Centre takes over debt-ridden IL&FS
he government on Monday seized control of debttrapped ILFS, superseding its board with one led by Indias richest banker Uday Kotak, and vowed to stop...
Mumbai/New Delhi: The government on Monday seized control of debt-trapped IL&FS, superseding its board with one led by India's richest banker Uday Kotak, and vowed to stop further loan defaults. This is only the second time after Satyam Computer Services Ltd that the government has taken control of a company board. The government in 2009 superseded the board of Satyam.
The Mumbai-bench of National Company Law Tribunal (NCLT) approved six directors, including Kotak Mahindra Bank MD Uday Kotak, former SEBI chairman G N Bajpai and ICICI Bank chairman G C Chaturvedi, to take over the board. This followed the Ministry of Corporate Affairs moving NCLT against IL&FS and its subsidiaries, seeking a change of the board and management control of the company. Kotak was named as non-executive chairman of the new board. The other directors approved by the NCLT are retired IAS officers Malini Shankar and Vineet Nayyar, and veteran auditor Nandkishore.
The move to take over IL&FS followed its recent defaults roiling Indian markets. "The government stands fully committed to ensuring that needed liquidity is arranged for the IL&FS from the financial system so that no more defaults take place and the infrastructure projects are implemented smoothly," the Finance Ministry said in a statement in New Delhi.
"Restoration of confidence" across markets and the financial system in IL&FS group "is of utmost importance for the financial stability of capital and financial markets". The NCLT allowed the Union government's interim prayer to reconstitute the board of IL&FS, observing that the company's affairs were being conducted in a manner "prejudicial" to the public interest. The Finance Ministry said the government found "serious corporate related deficiencies" in the IL&FS holding company and its subsidiaries and has ordered an SFIO (Serious Fraud Investigation Office) probe into the alleged financial irregularities in the NBFC.

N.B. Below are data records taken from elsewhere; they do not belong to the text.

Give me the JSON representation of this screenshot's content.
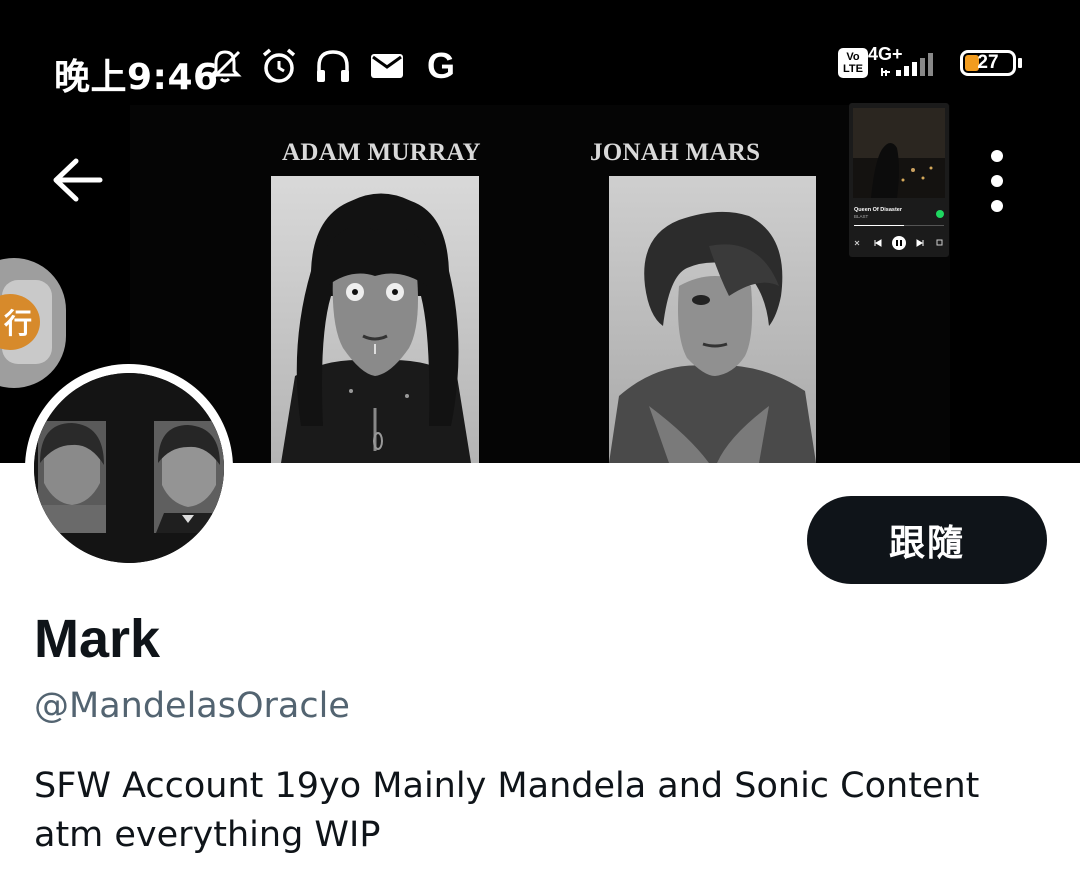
{
  "status_bar": {
    "time": "晚上9:46",
    "left_icons": [
      "bell-off-icon",
      "alarm-icon",
      "headphones-icon",
      "mail-icon",
      "google-icon"
    ],
    "google_letter": "G",
    "volte": "Vo LTE",
    "network": "4G+",
    "battery_percent": "27"
  },
  "header": {
    "back_icon": "back-arrow-icon",
    "more_icon": "more-vertical-icon"
  },
  "banner": {
    "character_1_name": "ADAM MURRAY",
    "character_2_name": "JONAH MARS",
    "music_widget": {
      "song_title": "Queen Of Disaster",
      "artist": "BLAST"
    }
  },
  "floating_bubble": {
    "glyph": "行"
  },
  "profile": {
    "follow_label": "跟隨",
    "display_name": "Mark",
    "handle": "@MandelasOracle",
    "bio_line_1": "SFW Account 19yo Mainly Mandela and Sonic Content",
    "bio_line_2": "atm everything WIP"
  },
  "colors": {
    "primary_text": "#0f1419",
    "secondary_text": "#536471",
    "follow_button_bg": "#0f1419",
    "battery_fill": "#f29c1f"
  }
}
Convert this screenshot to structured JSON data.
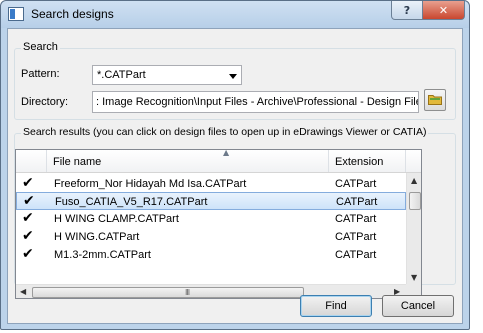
{
  "window": {
    "title": "Search designs"
  },
  "titlebar": {
    "help_glyph": "?",
    "close_glyph": "✕"
  },
  "search": {
    "group_label": "Search",
    "pattern_label": "Pattern:",
    "pattern_value": "*.CATPart",
    "directory_label": "Directory:",
    "directory_value": ": Image Recognition\\Input Files - Archive\\Professional - Design Files"
  },
  "results": {
    "group_label": "Search results (you can click on design files to open up in eDrawings Viewer or CATIA)",
    "columns": [
      "File name",
      "Extension"
    ],
    "rows": [
      {
        "check": "✔",
        "name": "Freeform_Nor Hidayah Md Isa.CATPart",
        "ext": "CATPart",
        "selected": false
      },
      {
        "check": "✔",
        "name": "Fuso_CATIA_V5_R17.CATPart",
        "ext": "CATPart",
        "selected": true
      },
      {
        "check": "✔",
        "name": "H WING CLAMP.CATPart",
        "ext": "CATPart",
        "selected": false
      },
      {
        "check": "✔",
        "name": "H WING.CATPart",
        "ext": "CATPart",
        "selected": false
      },
      {
        "check": "✔",
        "name": "M1.3-2mm.CATPart",
        "ext": "CATPart",
        "selected": false
      }
    ],
    "grip_glyph": "III"
  },
  "buttons": {
    "find": "Find",
    "cancel": "Cancel"
  },
  "colors": {
    "folder": "#e2b93b",
    "selection": "#cde3f9",
    "close": "#c9472f"
  }
}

The company would require a combination of measures like asset sales, restructuring of some liabilities and a fresh infusion of funds by investors and lenders to prevent defaults. "The confidence of the financial market in the credibility of the IL&FS management and the company needs to be restored," the ministry said.
The government, it said, had approached the NCLT after it was convinced that the governance and management change in IL&FS Group is very necessary for saving it from "financial collapse". "Continuance of the present Board had become prejudicial to the interests of the company and its members and this management was affecting public interest because of its adverse impact on financial stability and making capital markets so adversely affected," the ministry said adding its prayer before NCLT was to supersede the board of IL&FS and its substitution by the new Board of Directors.
The ministry said IL&FS Group, which has assets of Rs 1.15 lakh crore, is presently facing tremendous debt pressure and struggling to service around Rs 91,000 crore in debt which is the outcome of its "mismanaged borrowings in the past".
"After considering the government's case, we are of the view that prima facie, this is a fit case to invoke sections 241 (2), 242 of the Companies Act and to declare that the affairs of IL&FS were being conducted in a manner prejudicial to the public interest," the bench said.
The government said in its plea said that it had chosen to intervene as it impacted the entire nation's economy. It also told the NCLT that it had already ordered for an investigation into the company's affairs through the Serious Fraud Investigation Office.